Volkswagen and Audi are the latest victims of a data breach that exposed the contact info on 3.3 million customers, including phone numbers, email addresses, mailing addresses, and in some cases VIN numbers. An additional 90,000 customers may have had even more sensitive information exposed that would have been provided during the loan eligibility process such as birth date, social security number, and driver license number. The data was gathered for sales and marketing purposes between 2014 and 2019 and it was left in an unsecured file on a third-party vendor’s system.
Data breaches like this are especially frustrating because they are preventable. This does not appear to be a difficult or especially sophisticated hack. The attackers merely gained entry to the network and found a treasure-trove of data in an unsecured file. It’s the physical equivalent of leaving your wallet or purse in the front yard of your house and saying, “It’ll be safe, I have a fence”.

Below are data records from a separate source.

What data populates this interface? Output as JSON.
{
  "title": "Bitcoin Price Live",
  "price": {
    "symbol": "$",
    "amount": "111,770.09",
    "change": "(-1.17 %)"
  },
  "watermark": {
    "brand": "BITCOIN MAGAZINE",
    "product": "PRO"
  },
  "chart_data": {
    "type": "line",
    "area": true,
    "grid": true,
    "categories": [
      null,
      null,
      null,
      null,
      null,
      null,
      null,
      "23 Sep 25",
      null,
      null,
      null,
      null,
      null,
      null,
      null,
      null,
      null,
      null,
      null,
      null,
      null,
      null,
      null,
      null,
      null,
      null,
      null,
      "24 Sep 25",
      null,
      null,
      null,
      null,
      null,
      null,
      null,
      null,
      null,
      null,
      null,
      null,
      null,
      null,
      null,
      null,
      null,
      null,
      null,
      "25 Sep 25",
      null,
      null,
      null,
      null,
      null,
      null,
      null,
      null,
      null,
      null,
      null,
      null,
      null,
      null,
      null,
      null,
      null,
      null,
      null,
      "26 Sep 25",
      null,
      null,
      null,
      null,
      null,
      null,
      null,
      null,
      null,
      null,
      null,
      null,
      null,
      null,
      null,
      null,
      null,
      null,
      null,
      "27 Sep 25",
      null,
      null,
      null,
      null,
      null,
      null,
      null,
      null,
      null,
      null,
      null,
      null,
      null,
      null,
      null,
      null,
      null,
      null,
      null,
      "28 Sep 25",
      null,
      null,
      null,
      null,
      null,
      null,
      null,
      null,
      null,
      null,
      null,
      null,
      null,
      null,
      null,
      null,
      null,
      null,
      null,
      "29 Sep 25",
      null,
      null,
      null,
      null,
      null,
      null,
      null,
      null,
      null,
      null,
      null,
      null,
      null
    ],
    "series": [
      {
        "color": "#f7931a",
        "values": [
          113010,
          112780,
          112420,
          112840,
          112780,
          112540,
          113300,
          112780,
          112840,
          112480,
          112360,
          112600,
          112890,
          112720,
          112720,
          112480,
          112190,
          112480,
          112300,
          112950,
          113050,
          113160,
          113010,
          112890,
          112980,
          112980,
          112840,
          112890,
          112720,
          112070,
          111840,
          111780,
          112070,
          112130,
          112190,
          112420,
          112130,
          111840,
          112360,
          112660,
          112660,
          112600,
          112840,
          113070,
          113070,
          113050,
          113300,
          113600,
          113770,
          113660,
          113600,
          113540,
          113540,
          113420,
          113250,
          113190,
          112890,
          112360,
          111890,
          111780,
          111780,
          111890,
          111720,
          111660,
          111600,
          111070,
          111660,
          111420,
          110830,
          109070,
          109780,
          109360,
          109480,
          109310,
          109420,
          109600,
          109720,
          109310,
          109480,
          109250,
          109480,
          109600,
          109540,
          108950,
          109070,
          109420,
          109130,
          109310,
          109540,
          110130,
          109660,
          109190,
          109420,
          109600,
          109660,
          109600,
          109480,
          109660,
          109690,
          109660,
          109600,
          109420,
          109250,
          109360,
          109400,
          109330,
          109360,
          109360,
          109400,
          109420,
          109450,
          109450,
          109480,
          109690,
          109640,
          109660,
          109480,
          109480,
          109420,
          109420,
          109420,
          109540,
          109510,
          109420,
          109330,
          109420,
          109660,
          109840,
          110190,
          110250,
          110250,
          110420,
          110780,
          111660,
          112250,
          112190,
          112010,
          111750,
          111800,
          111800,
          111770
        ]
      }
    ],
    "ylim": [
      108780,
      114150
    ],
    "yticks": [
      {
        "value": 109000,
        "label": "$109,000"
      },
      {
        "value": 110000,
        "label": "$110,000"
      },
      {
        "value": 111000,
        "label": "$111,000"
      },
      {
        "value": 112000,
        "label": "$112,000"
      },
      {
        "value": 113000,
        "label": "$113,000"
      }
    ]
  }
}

Understanding what sensitive data you have and where it’s located is arguably the most important component of protecting it. If you don’t know what data you have or where it’s stored, you can’t adequately protect it.
The bigger problem is that most companies have so much data that it’s tough to sift through the redundant, obsolete, and trivial data (ROT) to find the data that DOES have value. In the Volkswagen example, this file should have been identified and deleted if it was no longer needed or been stored in a more secure location or encrypted.
The only way guaranteed way to prevent a data breach is to get rid of data that no longer has business value. Eliminate ROT to focus your cybersecurity dollars on protecting the data that matters most.